🤖 AI Summary
This work addresses the challenges in autonomous driving safety evaluation—namely, the scarcity of safety-critical scenarios, the difficulty of obtaining supervised labels, and the oversimplification of traditional rule-based metrics that lack physical risk validation—by proposing an unsupervised anomaly detection framework based on a multi-agent Transformer. The method quantifies trajectory deviations via prediction residuals and introduces a dual evaluation mechanism that jointly assesses stability and physical plausibility, balanced through a novel max-residual aggregator. For the first time, it systematically validates the alignment between statistical anomalies and real-world risk. Evaluated on the NGSIM dataset, the approach identifies 388 anomalies missed by both Time-to-Collision and statistical baselines, which are clustered into four interpretable risk categories, offering actionable insights for simulation-based testing.
📝 Abstract
Identifying safety-critical scenarios is essential for autonomous driving, but the rarity of such events makes supervised labeling impractical. Traditional rule-based metrics like Time-to-Collision are too simplistic to capture complex interaction risks, and existing methods lack a systematic way to verify whether statistical anomalies truly reflect physical danger. To address this gap, we propose an unsupervised anomaly detection framework based on a multi-agent Transformer that models normal driving and measures deviations through prediction residuals.

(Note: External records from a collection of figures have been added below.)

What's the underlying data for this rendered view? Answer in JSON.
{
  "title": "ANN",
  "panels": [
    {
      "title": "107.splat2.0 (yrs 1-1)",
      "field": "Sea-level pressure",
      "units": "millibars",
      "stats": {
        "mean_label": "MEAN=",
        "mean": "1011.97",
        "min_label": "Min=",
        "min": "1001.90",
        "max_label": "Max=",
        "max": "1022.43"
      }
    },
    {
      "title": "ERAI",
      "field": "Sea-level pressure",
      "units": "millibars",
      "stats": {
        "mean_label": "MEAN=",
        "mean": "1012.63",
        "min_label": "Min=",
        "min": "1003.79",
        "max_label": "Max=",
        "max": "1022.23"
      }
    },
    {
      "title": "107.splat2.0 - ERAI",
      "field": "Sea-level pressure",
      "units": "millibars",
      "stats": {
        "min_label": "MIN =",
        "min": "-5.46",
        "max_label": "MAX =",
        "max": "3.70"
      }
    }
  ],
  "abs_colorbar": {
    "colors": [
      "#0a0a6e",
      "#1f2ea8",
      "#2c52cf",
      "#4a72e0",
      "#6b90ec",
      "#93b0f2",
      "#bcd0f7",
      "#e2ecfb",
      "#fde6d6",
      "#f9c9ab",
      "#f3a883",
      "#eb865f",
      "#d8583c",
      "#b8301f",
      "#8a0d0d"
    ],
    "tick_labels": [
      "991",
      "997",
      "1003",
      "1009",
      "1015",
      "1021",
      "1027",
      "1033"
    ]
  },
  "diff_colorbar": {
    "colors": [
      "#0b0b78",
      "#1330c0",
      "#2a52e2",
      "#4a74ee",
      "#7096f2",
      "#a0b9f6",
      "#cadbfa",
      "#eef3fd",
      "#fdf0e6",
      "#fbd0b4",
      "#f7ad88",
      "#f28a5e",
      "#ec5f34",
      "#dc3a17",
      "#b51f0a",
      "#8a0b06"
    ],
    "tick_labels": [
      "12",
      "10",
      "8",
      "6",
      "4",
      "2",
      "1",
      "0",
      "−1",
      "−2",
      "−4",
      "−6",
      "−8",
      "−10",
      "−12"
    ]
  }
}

A dual evaluation scheme has been proposed to assess both detection stability and physical alignment: Stability is measured using standard ranking metrics in which Kendall Rank Correlation Coefficient captures rank agreement and Jaccard index captures the consistency of the top-K selected items; Physical alignment is assessed through correlations with established Surrogate Safety Measures (SSM). Experiments on the NGSIM dataset demonstrate our framework's effectiveness: We show that the maximum residual aggregator achieves the highest physical alignment while maintaining stability. Furthermore, our framework identifies 388 unique anomalies missed by Time-to-Collision and statistical baselines, capturing subtle multi-agent risks like reactive braking under lateral drift. The detected anomalies are further clustered into four interpretable risk types, offering actionable insights for simulation and testing.